Une école ABCM « Association pour le Bilinguisme en Classe dès la Maternelle. Zweisprachigkeit. » a vu le jour à Kappel-Grafenhausen, commune de 5000 âmes quasiment transfrontalière, avec la bénédiction unanime des autorités territoriales alsaciennes comme celles du Bade-Wurtemberg, pour offrir à des élèves français comme à leurs voisins allemands la possibilité d’apprendre puis d’étudier ensemble dans les deux langues pratiquées strictement à égalité. « Grandir ensemble avec deux langues maternelles » n’est pas considéré comme une utopie même si l’une peut être ici ou là préférée à l’autre évidemment. Vraisemblablement les parents qui y inscrivent leurs enfants sont-ils eux-mêmes plus ou moins bilingues.
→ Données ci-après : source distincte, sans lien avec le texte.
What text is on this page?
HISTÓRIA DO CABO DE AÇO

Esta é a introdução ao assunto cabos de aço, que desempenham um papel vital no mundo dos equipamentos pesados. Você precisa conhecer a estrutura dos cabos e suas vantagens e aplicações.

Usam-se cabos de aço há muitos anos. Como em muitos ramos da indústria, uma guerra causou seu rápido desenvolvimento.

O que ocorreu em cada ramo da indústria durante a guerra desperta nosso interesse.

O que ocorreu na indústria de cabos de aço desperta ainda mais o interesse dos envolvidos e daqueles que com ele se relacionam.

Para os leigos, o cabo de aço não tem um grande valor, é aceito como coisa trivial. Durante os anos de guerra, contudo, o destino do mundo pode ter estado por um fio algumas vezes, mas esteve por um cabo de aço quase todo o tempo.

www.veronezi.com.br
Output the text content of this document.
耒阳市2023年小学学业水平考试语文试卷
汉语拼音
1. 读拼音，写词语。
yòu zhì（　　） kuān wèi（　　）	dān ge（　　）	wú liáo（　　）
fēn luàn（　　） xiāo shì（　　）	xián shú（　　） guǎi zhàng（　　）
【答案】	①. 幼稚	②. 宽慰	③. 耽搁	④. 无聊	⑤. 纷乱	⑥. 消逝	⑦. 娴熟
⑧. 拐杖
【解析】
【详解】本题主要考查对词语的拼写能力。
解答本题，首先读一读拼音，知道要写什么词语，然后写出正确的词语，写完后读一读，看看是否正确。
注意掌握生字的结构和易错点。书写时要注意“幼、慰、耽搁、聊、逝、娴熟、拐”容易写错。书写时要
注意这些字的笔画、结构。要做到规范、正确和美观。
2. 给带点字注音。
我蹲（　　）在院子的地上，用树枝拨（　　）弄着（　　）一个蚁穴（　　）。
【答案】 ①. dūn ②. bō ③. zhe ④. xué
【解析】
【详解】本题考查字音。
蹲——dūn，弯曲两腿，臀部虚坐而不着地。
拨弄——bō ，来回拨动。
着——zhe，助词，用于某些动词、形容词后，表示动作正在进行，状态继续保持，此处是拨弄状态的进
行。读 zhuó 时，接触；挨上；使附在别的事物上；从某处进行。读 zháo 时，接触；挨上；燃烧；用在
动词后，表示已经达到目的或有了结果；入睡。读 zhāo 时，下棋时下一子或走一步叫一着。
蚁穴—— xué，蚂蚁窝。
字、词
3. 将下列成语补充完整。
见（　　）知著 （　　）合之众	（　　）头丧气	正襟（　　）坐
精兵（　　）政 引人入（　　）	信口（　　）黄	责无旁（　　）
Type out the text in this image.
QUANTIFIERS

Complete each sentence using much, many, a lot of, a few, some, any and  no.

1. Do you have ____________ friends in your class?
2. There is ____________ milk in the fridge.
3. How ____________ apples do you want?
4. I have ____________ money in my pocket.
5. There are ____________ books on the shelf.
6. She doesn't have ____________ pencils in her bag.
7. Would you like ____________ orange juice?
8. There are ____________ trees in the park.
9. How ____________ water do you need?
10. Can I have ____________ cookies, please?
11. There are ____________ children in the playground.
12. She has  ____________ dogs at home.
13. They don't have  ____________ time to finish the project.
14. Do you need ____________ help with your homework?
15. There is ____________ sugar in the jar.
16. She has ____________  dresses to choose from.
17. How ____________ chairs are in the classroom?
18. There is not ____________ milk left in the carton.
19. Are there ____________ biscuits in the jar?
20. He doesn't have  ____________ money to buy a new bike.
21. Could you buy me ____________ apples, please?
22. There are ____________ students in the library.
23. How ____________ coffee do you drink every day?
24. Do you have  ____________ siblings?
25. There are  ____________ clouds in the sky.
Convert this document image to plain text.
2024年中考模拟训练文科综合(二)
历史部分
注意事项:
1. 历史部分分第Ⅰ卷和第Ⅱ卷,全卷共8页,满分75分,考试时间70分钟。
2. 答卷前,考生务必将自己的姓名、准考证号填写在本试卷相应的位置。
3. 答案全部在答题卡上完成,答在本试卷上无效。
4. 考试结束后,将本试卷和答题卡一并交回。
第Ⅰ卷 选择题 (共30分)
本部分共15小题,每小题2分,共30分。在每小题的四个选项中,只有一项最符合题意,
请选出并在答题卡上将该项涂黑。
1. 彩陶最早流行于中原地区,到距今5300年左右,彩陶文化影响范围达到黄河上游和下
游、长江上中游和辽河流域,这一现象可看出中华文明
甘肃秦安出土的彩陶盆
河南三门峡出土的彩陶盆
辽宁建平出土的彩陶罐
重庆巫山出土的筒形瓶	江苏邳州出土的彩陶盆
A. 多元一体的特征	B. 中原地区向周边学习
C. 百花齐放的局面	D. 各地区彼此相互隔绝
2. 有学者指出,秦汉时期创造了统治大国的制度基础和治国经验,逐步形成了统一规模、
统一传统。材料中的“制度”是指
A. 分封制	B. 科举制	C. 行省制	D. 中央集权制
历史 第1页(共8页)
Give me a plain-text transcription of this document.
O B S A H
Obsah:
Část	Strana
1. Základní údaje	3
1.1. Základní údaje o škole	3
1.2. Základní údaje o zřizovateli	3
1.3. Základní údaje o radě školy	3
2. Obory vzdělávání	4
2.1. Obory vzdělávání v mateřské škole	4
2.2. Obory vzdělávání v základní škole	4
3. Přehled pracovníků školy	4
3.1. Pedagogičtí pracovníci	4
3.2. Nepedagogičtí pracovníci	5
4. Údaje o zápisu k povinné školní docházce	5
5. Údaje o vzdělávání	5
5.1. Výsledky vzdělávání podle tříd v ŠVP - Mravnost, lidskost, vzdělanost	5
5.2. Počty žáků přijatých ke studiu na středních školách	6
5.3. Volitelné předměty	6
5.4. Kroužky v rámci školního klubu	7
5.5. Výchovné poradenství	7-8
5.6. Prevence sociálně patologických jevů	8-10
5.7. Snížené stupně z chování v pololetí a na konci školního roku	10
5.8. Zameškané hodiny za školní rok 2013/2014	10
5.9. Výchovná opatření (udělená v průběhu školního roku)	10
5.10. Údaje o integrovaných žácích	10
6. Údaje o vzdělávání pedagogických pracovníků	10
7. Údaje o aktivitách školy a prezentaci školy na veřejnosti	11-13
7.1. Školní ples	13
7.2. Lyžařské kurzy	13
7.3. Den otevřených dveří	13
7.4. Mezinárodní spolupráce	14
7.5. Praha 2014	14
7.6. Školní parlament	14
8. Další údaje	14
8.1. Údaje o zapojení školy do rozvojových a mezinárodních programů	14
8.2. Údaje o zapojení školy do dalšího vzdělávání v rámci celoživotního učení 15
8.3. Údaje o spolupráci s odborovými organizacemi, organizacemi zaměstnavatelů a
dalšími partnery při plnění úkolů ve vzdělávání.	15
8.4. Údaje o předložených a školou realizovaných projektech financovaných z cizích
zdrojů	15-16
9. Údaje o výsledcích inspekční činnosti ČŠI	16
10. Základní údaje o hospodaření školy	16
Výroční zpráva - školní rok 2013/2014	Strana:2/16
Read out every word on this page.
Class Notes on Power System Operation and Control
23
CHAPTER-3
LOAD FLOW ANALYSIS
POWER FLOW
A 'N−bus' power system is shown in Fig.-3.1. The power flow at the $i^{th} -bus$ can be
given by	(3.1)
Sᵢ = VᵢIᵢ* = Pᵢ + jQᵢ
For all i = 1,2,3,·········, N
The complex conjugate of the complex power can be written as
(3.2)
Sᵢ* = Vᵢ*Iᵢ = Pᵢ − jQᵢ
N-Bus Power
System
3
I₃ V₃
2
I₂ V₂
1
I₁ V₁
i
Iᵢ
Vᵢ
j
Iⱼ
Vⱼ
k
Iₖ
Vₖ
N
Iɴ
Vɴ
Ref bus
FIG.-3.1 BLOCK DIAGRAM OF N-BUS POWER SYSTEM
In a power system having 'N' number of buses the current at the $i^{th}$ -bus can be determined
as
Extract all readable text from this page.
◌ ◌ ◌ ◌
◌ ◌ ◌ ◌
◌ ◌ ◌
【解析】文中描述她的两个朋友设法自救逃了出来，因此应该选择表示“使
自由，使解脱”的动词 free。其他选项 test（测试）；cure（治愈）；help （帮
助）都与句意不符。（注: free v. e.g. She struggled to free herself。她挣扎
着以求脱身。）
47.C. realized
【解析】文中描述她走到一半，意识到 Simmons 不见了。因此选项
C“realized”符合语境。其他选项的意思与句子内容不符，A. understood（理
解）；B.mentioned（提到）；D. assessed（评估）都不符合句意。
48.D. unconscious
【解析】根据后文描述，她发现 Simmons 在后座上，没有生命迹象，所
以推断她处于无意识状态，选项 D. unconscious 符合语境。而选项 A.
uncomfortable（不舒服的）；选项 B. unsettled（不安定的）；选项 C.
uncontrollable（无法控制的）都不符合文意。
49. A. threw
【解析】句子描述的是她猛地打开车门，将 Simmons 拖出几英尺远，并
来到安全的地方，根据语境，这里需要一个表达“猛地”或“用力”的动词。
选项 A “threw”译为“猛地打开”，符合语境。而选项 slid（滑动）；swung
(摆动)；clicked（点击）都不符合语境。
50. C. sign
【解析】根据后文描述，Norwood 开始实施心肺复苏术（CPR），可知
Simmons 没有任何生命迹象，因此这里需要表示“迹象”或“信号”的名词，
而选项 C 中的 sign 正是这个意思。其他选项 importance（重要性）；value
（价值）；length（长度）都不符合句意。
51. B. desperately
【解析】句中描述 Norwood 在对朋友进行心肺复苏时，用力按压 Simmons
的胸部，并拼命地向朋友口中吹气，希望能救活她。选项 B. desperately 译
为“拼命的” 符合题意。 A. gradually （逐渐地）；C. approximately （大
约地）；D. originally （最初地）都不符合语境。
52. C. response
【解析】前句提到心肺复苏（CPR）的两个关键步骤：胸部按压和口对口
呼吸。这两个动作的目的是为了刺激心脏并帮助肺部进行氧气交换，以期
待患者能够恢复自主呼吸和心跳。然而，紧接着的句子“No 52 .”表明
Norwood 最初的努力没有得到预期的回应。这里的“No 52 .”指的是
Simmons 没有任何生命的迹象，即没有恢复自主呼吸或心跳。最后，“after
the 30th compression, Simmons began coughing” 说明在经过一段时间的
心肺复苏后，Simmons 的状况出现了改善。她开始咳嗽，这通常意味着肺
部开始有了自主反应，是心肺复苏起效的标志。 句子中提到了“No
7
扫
Pour en connaître la genèse, les écoles, le principe, la pédagogie…vous pouvez disposer ici d’un site très complet :

http://www.abcmzwei.eu/abcm-zweisprachigkeit/

 

Une préoccupation politique répandue.

 

Des deux côtés de la frontière, on sait et on ne cesse de le répéter : le bilinguisme est une nécessité non seulement de plaisir ou de confort mais aussi économique.

On ne répétera  donc que laconiquement les propos ressassés par les économistes, les sociologues, experts de tout poil et goulûment repris par les  élus territoriaux, de la commune à la Région.

Oui, on sait que le taux de natalité en Allemagne est nettement inférieur à celui de la France qui en fait la championne d’Europe…dans ce domaine et ce depuis longtemps. Oui, on sait que la résultante en est une dépression démographique d’un côté  et une haute pression de l’autre donc des flux (comme pour le vent) vers l’Est. Oui, on sait que le chômage est bien plus fort chez nous. Il vient encore de gagner 0,7% dans le Bas-Rhin en décembre.

Pour combler ce gap (écart) d’emplois entre les deux régions, on sait aussi ou alors feint-on de le savoir qu’il faut être en mesure d’aller travailler de l’autre côté. Cette démonstration récurrente, pour une évidence : mieux vaut être bilingue et bien formé.

 Qui doit faire alors ce que l’éducation nationale n’est pas toujours en état d’assumer ni pour la langue ni pour les métiers (apprentissage) ? Nos enseignants  et responsables académiques n’y sont pour rien car nous sommes dans un pays centralisé et ne pouvons qu’espérer que les nouvelles régions auront un réel pouvoir sur la création d’emplois, comme le  réclame Philippe Richert désormais président de l’Association des Régions de France, sorte d’interface possible avec le gouvernement. Connaissant bien « le transfrontalier », il sera d’un précieux secours dans notre affaire. Chiche !

 

Victime induite par les flux de réfugiés.

 

En pays de Bade-Wurtemberg une « Ersatzschule », -école alternative- doit, pour bénéficier des subventions et aides du Land, employer des enseignants dont la qualification est officiellement reconnue.

Or une enseignante a démissionné pour rejoindre une école traditionnelle où elle est mieux rétribuée. S’il fut un temps où les enseignants étaient à la recherche d’emplois, ce temps est révolu pour des raisons de démographie spécifique mais aussi parce que l’afflux de réfugiés et les dispositions prises pour leur intégration  requièrent des centaines d’enseignants pour assurer 400 heures d’enseignement de la langue et 60 heures d’Histoire de l’Allemagne et du contexte  international. On a recours massivement aux retraités. Exemplaire cette Allemagne là !

En tout cas il faut sauver l’ABCM Zweisprachrigeschule. Bonne chance de secours aux dirigeants de cette association, auprès des  dits Institutionnels, des associations, des Fondations, des sociétés privées pour lesquelles le bilinguisme est un atout, à moins qu’elles considèrent cyniquement que le chômage est une aubaine, et des particuliers bien sûr. Que veut dire solidarité ?

Les coordonnées sont sur le site indiqué plus haut.

Antoine Spohr.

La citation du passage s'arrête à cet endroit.